Nous tournons en rond dans la nuit by Daniel Alarcón

Nous tournons en rond dans la nuit by Daniel Alarcón

Auteur:Daniel Alarcón [Alarcón, Daniel]
La langue: fra
Format: epub
Tags: Roman
Éditeur: Albin Michel
Publié: 2016-11-16T00:00:00+00:00


Bien plus tard, je demandai à Henry de me raconter cette soirée. En ville, des mois après que les événements que je narre ici eurent suivi leur cours. Je m’efforçais de recoller les morceaux à partir des versions fournies par Patalarga, Noelia et, dans une moindre mesure, Éric. Henry, pour ce qui le concerne, n’en avait conservé que des souvenirs confus. Il me parla longuement de sa guérison, de la lente disparition de la douleur au fil des semaines qui suivirent cette soirée ; mais la pièce, la bagarre et ce qui advint juste après, me dit-il, tout cela était flou.
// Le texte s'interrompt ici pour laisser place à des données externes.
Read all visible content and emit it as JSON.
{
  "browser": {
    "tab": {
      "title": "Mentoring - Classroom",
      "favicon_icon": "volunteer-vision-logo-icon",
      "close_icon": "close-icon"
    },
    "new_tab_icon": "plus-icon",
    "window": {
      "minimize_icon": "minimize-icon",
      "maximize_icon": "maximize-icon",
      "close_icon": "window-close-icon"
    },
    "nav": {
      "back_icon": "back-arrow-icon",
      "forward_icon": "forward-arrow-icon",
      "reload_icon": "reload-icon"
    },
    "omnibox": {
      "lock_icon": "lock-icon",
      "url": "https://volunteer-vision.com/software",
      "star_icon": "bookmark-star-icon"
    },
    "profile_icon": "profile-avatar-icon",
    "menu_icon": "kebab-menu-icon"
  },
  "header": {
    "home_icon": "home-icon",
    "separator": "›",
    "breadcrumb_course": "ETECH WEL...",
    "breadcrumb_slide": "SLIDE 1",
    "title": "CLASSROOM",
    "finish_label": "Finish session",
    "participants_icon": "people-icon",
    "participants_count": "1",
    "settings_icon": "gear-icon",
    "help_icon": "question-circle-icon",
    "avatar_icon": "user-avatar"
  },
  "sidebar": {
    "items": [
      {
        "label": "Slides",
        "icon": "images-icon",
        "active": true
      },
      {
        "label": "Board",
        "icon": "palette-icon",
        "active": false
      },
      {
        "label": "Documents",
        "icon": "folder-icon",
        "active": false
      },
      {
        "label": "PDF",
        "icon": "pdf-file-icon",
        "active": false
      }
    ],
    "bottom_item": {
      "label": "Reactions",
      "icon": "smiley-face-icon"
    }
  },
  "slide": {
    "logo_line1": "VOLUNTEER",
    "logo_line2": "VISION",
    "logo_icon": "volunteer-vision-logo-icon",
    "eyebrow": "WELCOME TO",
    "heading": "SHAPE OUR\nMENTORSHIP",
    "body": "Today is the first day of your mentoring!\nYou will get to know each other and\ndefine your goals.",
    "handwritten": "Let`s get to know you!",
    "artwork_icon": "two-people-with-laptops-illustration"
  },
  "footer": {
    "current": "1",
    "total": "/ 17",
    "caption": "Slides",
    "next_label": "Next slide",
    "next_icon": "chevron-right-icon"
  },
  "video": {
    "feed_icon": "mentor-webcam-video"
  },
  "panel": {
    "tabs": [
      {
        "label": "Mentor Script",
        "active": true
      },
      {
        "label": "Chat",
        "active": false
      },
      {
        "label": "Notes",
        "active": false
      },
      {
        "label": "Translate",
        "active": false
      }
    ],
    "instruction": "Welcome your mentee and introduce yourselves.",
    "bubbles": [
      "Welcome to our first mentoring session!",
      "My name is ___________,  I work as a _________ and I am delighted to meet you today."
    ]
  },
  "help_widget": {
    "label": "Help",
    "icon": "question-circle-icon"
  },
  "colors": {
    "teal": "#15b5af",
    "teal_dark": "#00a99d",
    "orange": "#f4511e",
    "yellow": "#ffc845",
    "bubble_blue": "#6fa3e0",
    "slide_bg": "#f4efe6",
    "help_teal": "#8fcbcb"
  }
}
Il raconta plutôt des scènes de bagarre en général. Les fausses. Il m’expliqua comment elles sont montées et semblait plus à l’aise ainsi, dans l’abstrait. Comme n’importe quelle scène impliquant un grand nombre de comédiens, me dit-il, les scènes de bagarre sont compliquées, difficiles à réussir. Une bonne bagarre doit imiter le chaos sans devenir chaotique, elle doit semer le trouble sans être désordonnée. Le public doit se régaler de la tension, mais les comédiens demeurer parfaitement détendus. Henry se passa la main dans les cheveux et se pencha en avant, s’animant brièvement, enchanté de toute évidence par cette série d’antinomies. Avait-il été clair ? Avais-je compris ?

Et j’ai commencé à me demander si pour lui tout cela n’avait été qu’un spectacle. Si cette nuit-là, quand la pièce s’acheva et que l’agression commença, quand il se trouva confronté à son passé, sous les traits de Jaime, et que ses amis exigèrent des explications, il avait eu l’impression d’interpréter une scène.

« Je ne sais pas, dit-il. Jaime m’a vraiment tabassé. Je me suis retrouvé par terre. J’ai empoigné un couteau en plastique. Je voulais me défendre. Je voulais que quelqu’un me sauve. Peut-on dire que c’est jouer un rôle ?

– C’est la question que je vous pose. »

Henry se frotta le visage. Il se mit debout et releva son T-shirt de la main gauche. « Il y avait des bleus ici, dit-il en désignant son ventre et sa poitrine. Et là. Et là. Ces deux côtes – il en pinça une, puis l’autre – ces deux-là, elles étaient cassées.

– Je sais. Ce n’est pas ma question. Je n’ai jamais dit que vous faisiez semblant. »

Il fronça les sourcils. « Alors qu’est-ce que vous me demandez ?

– Quand ça s’est terminé, étiez-vous conscient qu’une négociation délicate avait commencé ? Étiez-vous vigilant ?

– Bien sûr que je l’étais. J’avais peur que cet homme me tue. »

Ce soir-là, Jaime, les traits grimaçants, était froid et distant. Il n’était pas beau, me confia plus tard Patalarga, mais il avait « un visage intéressant ». Sa bouche trop petite restait fermée, le soupçon d’un sourire sur ses lèvres pincées. Les gens le craignaient et cela lui plaisait. Dans l’échauffourée, ses cheveux noirs impeccables s’étaient ébouriffés, mais ça lui était égal.

« On attendait qu’il dise quelque chose, je crois, me raconta Patalarga. Mais il ne l’a pas fait. »

C’est Noelia qui prit alors la parole, s’adressant à son frère : « Ils savent aussi ? demanda-t-elle d’une voix désespérée.